You’ll also need to go into  My Project/Compile/Advanced Compile Options and set the Target Framework for .NET Framework 2.0.  This will allow your function to run under SQL Server 2005, SQL Server 2008 and SQL Server 2008 R2.  It should run under Denali, but I haven’t tested that yet, so I don’t want to commit to it.

Add a new stored procedure called usp_WriteToTextFile.

You’ll see this:

Imports System
Imports System.Data
Imports System.Data.SqlClient
Imports System.Data.SqlTypes
Imports Microsoft.SqlServer.Server
Partial Public Class StoredProcedures
_
Public Shared Sub usp_WriteToTextFile ()
End Sub
End Class


Imports System
Imports System.Data
Imports System.Data.SqlClient
Imports System.Data.SqlTypes
Imports Microsoft.SqlServer.Server
Partial Public Class StoredProcedures
_
Public Shared Sub usp_WriteToTextFile (ByVal FileName As SqlString, ByVal Contents As SqlString, ByRef ErrorMessage As SqlString) As SqlInt32
Dim intReturn As SqlInt32
Dim file As System.IO.StreamWriter

intReturn = 1
ErrorMessage = SqlString.Null

Try
file = System.IO.File.AppendText(FileName.ToString)
file.Write(Contents)
file.Close()
Catch ex As Exception
ErrorMessage = "An Exception of Type [" & ex.GetType.ToString & "] occurred with the message [" & ex.Message & "]"
intReturn = 0
End Try

Return intReturn
End Sub
End Class


Now it’s just a matter of compiling, deploying and testing.

NOTE:  The SQL Server service account must have the required NTFS file permissions (and if writing to a CIFS share, the required share permissions) to write to the text file.  If the file doesn’t exist, it is created. If the file exists, it is appended to.

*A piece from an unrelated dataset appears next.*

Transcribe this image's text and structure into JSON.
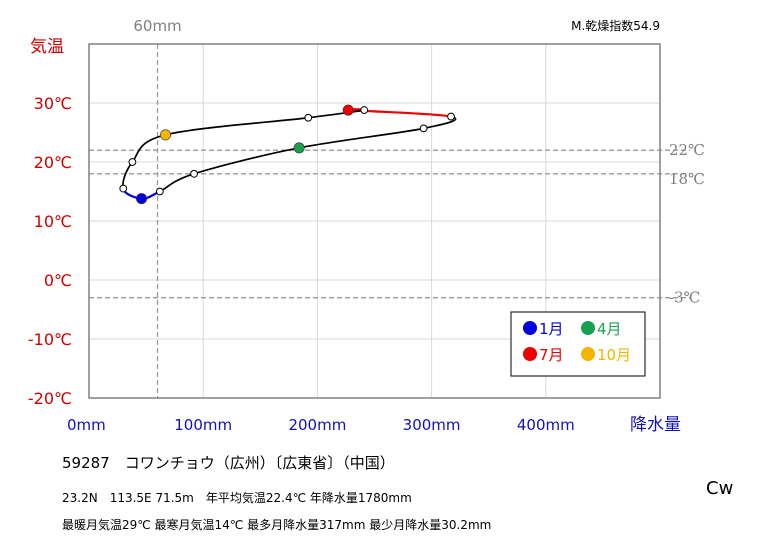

Now for that deployment script.

When you compile and deploy, look at the Output windows, and select Build from the “Show output from” dropdown.

You’ll see something like this:

  Deployment script generated to:
D:\Users\Marc\Documents\Visual Studio 2010\Projects\FileFunctions\FileFunctions\bin\Debug\FileFunctions.sql

Visual Studio will create a .SQL file that gives you a lot of insight into how to create a deployment script for SQLCLR functions.  It looks to me like this is meant to be run from a SQLCMD.EXE-type utility, but I’ll generally clean it up a bit, then use it to deploy to production servers (after testing).

You’ll see within this file a CREATE ASSEMBLY statement, an ALTER ASSEMBLY statement and a CREATE PROCEDURE statement.  These are really all that you need to deploy to multiple servers.  The calls to sp_addextendedproperty aid in using the Visual Studio debugger, but I don’t think they are strictly necessary.

After that, you use the stored procedure like this:

DECLARE @filename [nvarchar](260)
DECLARE @text_to_write [nvarchar](max)
DECLARE @error_message [nvarchar](max)
DECLARE @return [int]
SET @filename = 'C:\foo\bar.txt'
SET @text_to_write = 'this is a test'
EXEC @return = usp_WriteToTextFile @FileName = @filename, @Contents = @text_to_write, @ErrorMessage = @error_message OUTPUT


NOTE: You’ll have to GRANT EXECUTE rights to logins/users/roles to the stored procedure, just like any other stored proc, or use EXECUTE AS within other stored procs in order to execute the stored procedure as a non-sysadmin user.